Nelson Barbosa
Folha de S.Paulo
Sede do Banco Central em Brasília - Ueslei Marcelino-10.mai.17/Reuters |
A eleição se aproxima, mas hoje vou falar de juro por dois motivos: nesta semana houve duas decisões monetárias importantes, nos EUA e aqui, e eu acertei as duas decisões.
Antes de o leitor desistir de ler essa coluna, esclareço que, como todos os economistas, eu erro muito mais do que acerto minhas previsões, pois economia é assunto complexo sujeito a choques imprevisíveis. Ainda assim, é preciso fazer previsões e chegou a hora de ajustar meu cenário de juro.
Começando pelos EUA, no início de maio, escrevi neste espaço: "Por enquanto o Fed diz que a Selic deles (Fed Funds) subirá para algo entre 2,5% e 3%, mas acho que será mais. Como a inflação de lá está em mais de 8% ao ano, sem sinal de queda rápida e economia ainda muito aquecida, provavelmente a Fed Funds subirá para mais de 3% ainda neste ano, o que geralmente puxa a inflação de commodities para baixo."
Nesta quarta o Fed elevou seu juro básico para a faixa de 3% a 3,25%, pois eles ainda trabalham com banda de flutuação, e disse que vem mais. O mercado espera mais dois aumentos neste ano, colocando o teto de juro de lá entre 4% e 4,5% até dezembro. Concordo com essa previsão, apesar de a inflação norte-americana já ter começado a cair.
O risco de elevação maior do juro norte-americano vem de fora dos EUA, da possível escalada do conflito na Ucrânia e de tensões entre EUA e China, que podem gerar novo choque adverso no preço do petróleo e gargalos nas cadeias globais de valor que passam pelo leste asiático (quase todas). No cenário mais pessimista, a inflação dos EUA demorará a cair e a Fed Funds chegará a 5% no início de 2023, mas uma economia em "quase-guerra" também tende a estimular soluções heterodoxas (controle temporário de preços) como vemos atualmente na Europa.
Passando ao Brasil, também em maio, escrevi aqui: "Espero que a crise na Ucrânia não piore e que, caso derrotado, Bolsonaro aceite o resultado sem criar muita confusão. Neste cenário a Selic subirá para 13,25% em junho, como o Copom já telegrafou, e aumentará mais um pouco em agosto, para 13,50% ou 13,75%. A partir de então a Selic tende a ficar estável até dezembro, quando saberemos o resultado das ações do BC e dos votos da população." O BC elevou a Selic para 13,75% em agosto e, nesta quarta, manteve o juro básico no mesmo valor.
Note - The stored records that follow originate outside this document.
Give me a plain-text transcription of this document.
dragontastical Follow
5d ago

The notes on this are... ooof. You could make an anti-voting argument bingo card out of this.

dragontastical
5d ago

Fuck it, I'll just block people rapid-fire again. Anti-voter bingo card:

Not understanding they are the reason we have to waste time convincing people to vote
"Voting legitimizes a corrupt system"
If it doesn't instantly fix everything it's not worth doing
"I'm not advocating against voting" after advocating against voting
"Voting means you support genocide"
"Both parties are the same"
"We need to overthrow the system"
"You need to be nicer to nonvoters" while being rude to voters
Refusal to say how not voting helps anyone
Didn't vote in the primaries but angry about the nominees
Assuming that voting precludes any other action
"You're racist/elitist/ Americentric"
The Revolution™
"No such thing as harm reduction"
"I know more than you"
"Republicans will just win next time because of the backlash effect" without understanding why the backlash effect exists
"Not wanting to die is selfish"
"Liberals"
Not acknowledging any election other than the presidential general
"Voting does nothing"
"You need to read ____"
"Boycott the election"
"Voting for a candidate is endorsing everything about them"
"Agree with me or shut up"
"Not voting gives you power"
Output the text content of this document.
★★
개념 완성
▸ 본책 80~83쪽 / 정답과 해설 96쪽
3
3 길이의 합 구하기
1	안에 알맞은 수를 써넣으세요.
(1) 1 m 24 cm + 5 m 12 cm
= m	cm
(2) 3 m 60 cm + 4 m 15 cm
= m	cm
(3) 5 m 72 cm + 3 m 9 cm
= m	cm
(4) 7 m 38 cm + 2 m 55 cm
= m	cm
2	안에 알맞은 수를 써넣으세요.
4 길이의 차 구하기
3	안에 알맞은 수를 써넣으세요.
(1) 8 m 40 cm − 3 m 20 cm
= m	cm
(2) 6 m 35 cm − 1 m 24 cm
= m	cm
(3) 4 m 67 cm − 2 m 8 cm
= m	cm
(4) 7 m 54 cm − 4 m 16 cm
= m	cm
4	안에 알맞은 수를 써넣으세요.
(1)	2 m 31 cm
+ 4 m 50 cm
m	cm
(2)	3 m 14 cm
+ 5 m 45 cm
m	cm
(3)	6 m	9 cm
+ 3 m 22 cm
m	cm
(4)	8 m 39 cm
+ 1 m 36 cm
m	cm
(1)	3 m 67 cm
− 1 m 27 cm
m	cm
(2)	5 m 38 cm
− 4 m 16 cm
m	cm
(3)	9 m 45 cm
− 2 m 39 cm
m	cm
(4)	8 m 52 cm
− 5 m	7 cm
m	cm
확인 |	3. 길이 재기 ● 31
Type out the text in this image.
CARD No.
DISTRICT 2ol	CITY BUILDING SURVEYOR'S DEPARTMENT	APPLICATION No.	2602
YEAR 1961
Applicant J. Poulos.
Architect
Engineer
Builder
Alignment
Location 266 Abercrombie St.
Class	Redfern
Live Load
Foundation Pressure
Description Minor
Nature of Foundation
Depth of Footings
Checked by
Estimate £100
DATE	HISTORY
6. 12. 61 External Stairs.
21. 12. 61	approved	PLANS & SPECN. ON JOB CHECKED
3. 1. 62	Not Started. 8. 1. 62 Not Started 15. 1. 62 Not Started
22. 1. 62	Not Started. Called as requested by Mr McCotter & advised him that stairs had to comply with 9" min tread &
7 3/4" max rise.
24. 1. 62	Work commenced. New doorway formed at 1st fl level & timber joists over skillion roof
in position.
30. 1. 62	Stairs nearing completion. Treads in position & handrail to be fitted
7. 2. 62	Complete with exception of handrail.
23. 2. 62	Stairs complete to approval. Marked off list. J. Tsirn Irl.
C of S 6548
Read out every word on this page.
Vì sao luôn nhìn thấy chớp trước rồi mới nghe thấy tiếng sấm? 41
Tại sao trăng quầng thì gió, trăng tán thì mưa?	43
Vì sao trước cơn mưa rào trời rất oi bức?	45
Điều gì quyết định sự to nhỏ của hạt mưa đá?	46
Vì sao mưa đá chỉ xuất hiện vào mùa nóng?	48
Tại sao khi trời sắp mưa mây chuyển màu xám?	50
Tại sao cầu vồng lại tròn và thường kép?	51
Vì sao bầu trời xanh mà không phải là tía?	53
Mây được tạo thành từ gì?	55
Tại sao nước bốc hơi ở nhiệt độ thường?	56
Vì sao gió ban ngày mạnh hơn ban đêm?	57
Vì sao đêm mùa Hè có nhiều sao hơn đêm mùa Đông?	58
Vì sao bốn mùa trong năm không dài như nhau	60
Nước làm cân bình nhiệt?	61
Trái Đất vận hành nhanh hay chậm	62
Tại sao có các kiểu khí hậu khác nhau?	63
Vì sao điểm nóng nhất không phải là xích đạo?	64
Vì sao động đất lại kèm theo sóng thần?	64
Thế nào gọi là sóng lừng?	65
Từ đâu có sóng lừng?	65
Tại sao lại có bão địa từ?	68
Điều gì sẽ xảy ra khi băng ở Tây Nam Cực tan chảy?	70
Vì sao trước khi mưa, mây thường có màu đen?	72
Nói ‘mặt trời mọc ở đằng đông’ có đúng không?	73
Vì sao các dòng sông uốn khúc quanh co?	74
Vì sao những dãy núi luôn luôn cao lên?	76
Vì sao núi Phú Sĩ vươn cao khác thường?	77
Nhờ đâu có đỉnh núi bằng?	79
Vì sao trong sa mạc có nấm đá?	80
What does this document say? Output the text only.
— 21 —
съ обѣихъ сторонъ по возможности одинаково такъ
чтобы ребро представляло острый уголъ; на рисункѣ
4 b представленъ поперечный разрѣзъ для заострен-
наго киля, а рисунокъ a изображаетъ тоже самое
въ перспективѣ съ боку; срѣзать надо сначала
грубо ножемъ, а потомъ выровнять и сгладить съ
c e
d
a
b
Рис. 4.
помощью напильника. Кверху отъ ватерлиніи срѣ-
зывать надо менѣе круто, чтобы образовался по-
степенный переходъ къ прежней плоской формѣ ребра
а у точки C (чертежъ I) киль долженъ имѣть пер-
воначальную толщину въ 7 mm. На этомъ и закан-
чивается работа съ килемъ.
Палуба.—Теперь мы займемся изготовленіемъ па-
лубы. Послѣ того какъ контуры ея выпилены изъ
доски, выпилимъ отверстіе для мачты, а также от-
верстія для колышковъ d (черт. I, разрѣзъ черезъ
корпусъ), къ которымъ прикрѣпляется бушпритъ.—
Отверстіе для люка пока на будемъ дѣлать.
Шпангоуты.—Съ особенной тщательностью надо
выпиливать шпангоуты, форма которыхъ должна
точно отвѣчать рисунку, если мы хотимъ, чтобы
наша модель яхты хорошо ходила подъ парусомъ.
Olhando para a frente, o BC disse que manterá a Selic em 13,75% por um tempo prolongado, mas não descarta novos aumentos caso a situação piore. Uma piora possível é o cenário de quase-guerra mundial que eu mencionei anteriormente. Mas tirando fatores externos, também há incertezas domésticas para a política monetária.
A primeira e mais óbvia continua sendo política, caso Bolsonaro perca a eleição e não aceite o resultado. O ruído da provável transição de governo pode gerar alguma volatilidade no câmbio, mas não creio que suficiente para o BC alterar a Selic.
A outra incerteza é fiscal, sobre o rumo do Orçamento no novo governo, seja ele Lula ou Bolsonaro. Voto e torço para que seja Lula, mas em qualquer cenário o governo eleito em outubro terá que dizer como e em que velocidade reequilibrará as finanças públicas, hoje destroçadas por um teto irresponsável de gasto, PECs eleitoreiras e orçamento secreto.
Como a redução da incerteza fiscal levará tempo, acho que a Selic permanecerá em 13,75% até junho de 2023, com o BC esperando a definição no novo plano fiscal do governo federal, incluindo a aprovação ou não de reformas estruturais no primeiro semestre do ano que vem.